Our member’s trust in the legislative environment remains low following the debacle of Emergency Ordinance 114/2018 but it has not further deteriorated. Romania continues to score poorly on infrastructure and regulatory burden. Investors have no option but to adapt to the “new normal”, that is a situation of constant lack of predictability where anything might happen at any time. Studies have shown that this lack of predictability have a significant impact on investments, albeit one difficult to quantify.
The most worrying indicator right now and the one that continues its steep decline with every edition of the sentiment index for the past three years now is the availability of adequate workforce. A whooping two-thirds of respondents say they are unable to find adequate workforce. This is for the first time when more than half of the respondents of the FIC sentiment index reported facing this problem.

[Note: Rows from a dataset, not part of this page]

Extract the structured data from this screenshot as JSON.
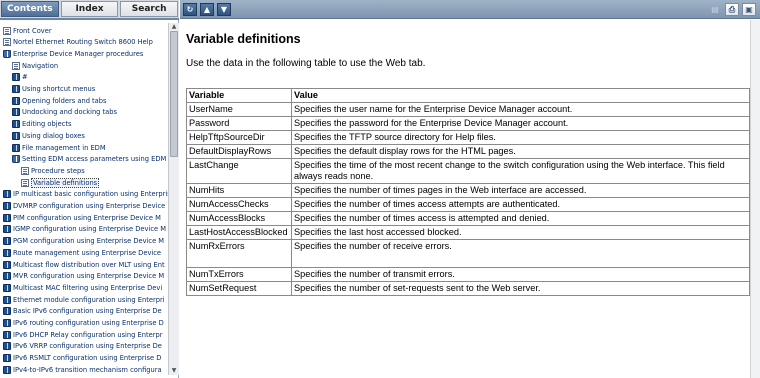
{
  "nav": {
    "tabs": [
      {
        "label": "Contents",
        "active": true
      },
      {
        "label": "Index",
        "active": false
      },
      {
        "label": "Search",
        "active": false
      }
    ],
    "tree": [
      {
        "label": "Front Cover",
        "icon": "page-icon",
        "level": 0
      },
      {
        "label": "Nortel Ethernet Routing Switch 8600 Help",
        "icon": "page-icon",
        "level": 0
      },
      {
        "label": "Enterprise Device Manager procedures",
        "icon": "open-book-icon",
        "level": 0
      },
      {
        "label": "Navigation",
        "icon": "page-icon",
        "level": 1
      },
      {
        "label": "#",
        "icon": "book-icon",
        "level": 1
      },
      {
        "label": "Using shortcut menus",
        "icon": "book-icon",
        "level": 1
      },
      {
        "label": "Opening folders and tabs",
        "icon": "book-icon",
        "level": 1
      },
      {
        "label": "Undocking and docking tabs",
        "icon": "book-icon",
        "level": 1
      },
      {
        "label": "Editing objects",
        "icon": "book-icon",
        "level": 1
      },
      {
        "label": "Using dialog boxes",
        "icon": "book-icon",
        "level": 1
      },
      {
        "label": "File management in EDM",
        "icon": "book-icon",
        "level": 1
      },
      {
        "label": "Setting EDM access parameters using EDM",
        "icon": "open-book-icon",
        "level": 1
      },
      {
        "label": "Procedure steps",
        "icon": "page-icon",
        "level": 2
      },
      {
        "label": "Variable definitions",
        "icon": "page-icon",
        "level": 2,
        "current": true
      },
      {
        "label": "IP multicast basic configuration using Enterprise",
        "icon": "book-icon",
        "level": 0
      },
      {
        "label": "DVMRP configuration using Enterprise Device",
        "icon": "book-icon",
        "level": 0
      },
      {
        "label": "PIM configuration using Enterprise Device M",
        "icon": "book-icon",
        "level": 0
      },
      {
        "label": "IGMP configuration using Enterprise Device M",
        "icon": "book-icon",
        "level": 0
      },
      {
        "label": "PGM configuration using Enterprise Device M",
        "icon": "book-icon",
        "level": 0
      },
      {
        "label": "Route management using Enterprise Device",
        "icon": "book-icon",
        "level": 0
      },
      {
        "label": "Multicast flow distribution over MLT using Ent",
        "icon": "book-icon",
        "level": 0
      },
      {
        "label": "MVR configuration using Enterprise Device M",
        "icon": "book-icon",
        "level": 0
      },
      {
        "label": "Multicast MAC filtering using Enterprise Devi",
        "icon": "book-icon",
        "level": 0
      },
      {
        "label": "Ethernet module configuration using Enterpri",
        "icon": "book-icon",
        "level": 0
      },
      {
        "label": "Basic IPv6 configuration using Enterprise De",
        "icon": "book-icon",
        "level": 0
      },
      {
        "label": "IPv6 routing configuration using Enterprise D",
        "icon": "book-icon",
        "level": 0
      },
      {
        "label": "IPv6 DHCP Relay configuration using Enterpr",
        "icon": "book-icon",
        "level": 0
      },
      {
        "label": "IPv6 VRRP configuration using Enterprise De",
        "icon": "book-icon",
        "level": 0
      },
      {
        "label": "IPv6 RSMLT configuration using Enterprise D",
        "icon": "book-icon",
        "level": 0
      },
      {
        "label": "IPv4-to-IPv6 transition mechanism configura",
        "icon": "book-icon",
        "level": 0
      }
    ]
  },
  "toolbar": {
    "sync_icon": "sync-toc-icon",
    "prev_icon": "previous-topic-icon",
    "next_icon": "next-topic-icon",
    "right_icons": [
      "highlight-icon",
      "print-icon",
      "print-topic-icon"
    ]
  },
  "content": {
    "title": "Variable definitions",
    "intro": "Use the data in the following table to use the Web tab.",
    "table": {
      "headers": [
        "Variable",
        "Value"
      ],
      "rows": [
        [
          "UserName",
          "Specifies the user name for the Enterprise Device Manager account."
        ],
        [
          "Password",
          "Specifies the password for the Enterprise Device Manager account."
        ],
        [
          "HelpTftpSourceDir",
          "Specifies the TFTP source directory for Help files."
        ],
        [
          "DefaultDisplayRows",
          "Specifies the default display rows for the HTML pages."
        ],
        [
          "LastChange",
          "Specifies the time of the most recent change to the switch configuration using the Web interface. This field always reads none."
        ],
        [
          "NumHits",
          "Specifies the number of times pages in the Web interface are accessed."
        ],
        [
          "NumAccessChecks",
          "Specifies the number of times access attempts are authenticated."
        ],
        [
          "NumAccessBlocks",
          "Specifies the number of times access is attempted and denied."
        ],
        [
          "LastHostAccessBlocked",
          "Specifies the last host accessed blocked."
        ],
        [
          "NumRxErrors",
          "Specifies the number of receive errors."
        ],
        [
          "NumTxErrors",
          "Specifies the number of transmit errors."
        ],
        [
          "NumSetRequest",
          "Specifies the number of set-requests sent to the Web server."
        ]
      ]
    }
  }
}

Main takeaways from this recent survey:
- There is no big change in the sentiment of FIC members since March 2019; roughly half of respondents expect their revenues to grow next year and almost one third expect them to remain similar to this year
- We are noticing a decrease in members who are anticipating growth in their export markets which is consistent with the slowing down of the German and other European economies, Romania’s main trading partners
- One third of members will increase their capital spending next year and plan to hire more, and 40% will keep investment and hiring to similar levels as this year.

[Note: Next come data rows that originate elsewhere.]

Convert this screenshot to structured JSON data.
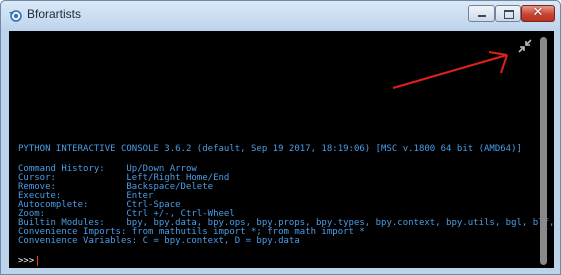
{
  "window": {
    "title": "Bforartists",
    "controls": [
      "minimize",
      "maximize",
      "close"
    ],
    "close_glyph": "✕"
  },
  "console": {
    "header": "PYTHON INTERACTIVE CONSOLE 3.6.2 (default, Sep 19 2017, 18:19:06) [MSC v.1800 64 bit (AMD64)]",
    "lines": [
      "Command History:    Up/Down Arrow",
      "Cursor:             Left/Right Home/End",
      "Remove:             Backspace/Delete",
      "Execute:            Enter",
      "Autocomplete:       Ctrl-Space",
      "Zoom:               Ctrl +/-, Ctrl-Wheel",
      "Builtin Modules:    bpy, bpy.data, bpy.ops, bpy.props, bpy.types, bpy.context, bpy.utils, bgl, blf, mathutils",
      "Convenience Imports: from mathutils import *; from math import *",
      "Convenience Variables: C = bpy.context, D = bpy.data"
    ],
    "prompt": ">>>"
  },
  "icons": {
    "app": "bforartists-app-icon",
    "collapse": "collapse-arrows-icon"
  },
  "colors": {
    "console_bg": "#000000",
    "console_text": "#4a9de8",
    "prompt_text": "#f2f2f2",
    "annotation_arrow": "#e0201a",
    "titlebar": "#c7daf0"
  }
}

- The scores on infrastructure, bureaucracy and regulatory burden remain unchanged
- In terms of trust in the economic and legislative environment members say not much has changed since March, when there was a very sharp decrease following OuG 114. This reflects the fact that nothing similar has been put forward by the Government since, but at the same time attitudes are not changing and trust remains very low.
Looking at the results and trends of the sentiment index we believe the authorities and political parties need to work in a couple of important directions in the following period. First and foremost, they must strive to restore trust in the Romanian legislative environment. Romania is a stable member of the European community which means it has more space to be unpredictable but this cannot go on indefinitely without harming investments and undermining the mid and long-term potential of the economy. Secondly, the situation in the labour markets has to be addressed with an eye for the future. Businesses will adapt to a tighter labour market or one where there is an increasing lack of certain skills because they have no alternative. However, the authorities need to pay attention that the general wage level does not outpace the general productivity level of the economy as this will harm the competitiveness of the economy in the long run. The focus of policy should not be, of course, on keeping the wage levels low but on improving the overall productivity of the Romanian economy. This can be done by investments in education and infrastructure but also by upgrading the kind of public services that will increase the quality of life and stop the outflow of people to other countries.
FIC members remain committed to the long-term development of the Romanian economy having invested tens of billions of euros and hiring more than 185.000 people.
46 of the 125 FIC members replied to the Business Sentiment Index Survey.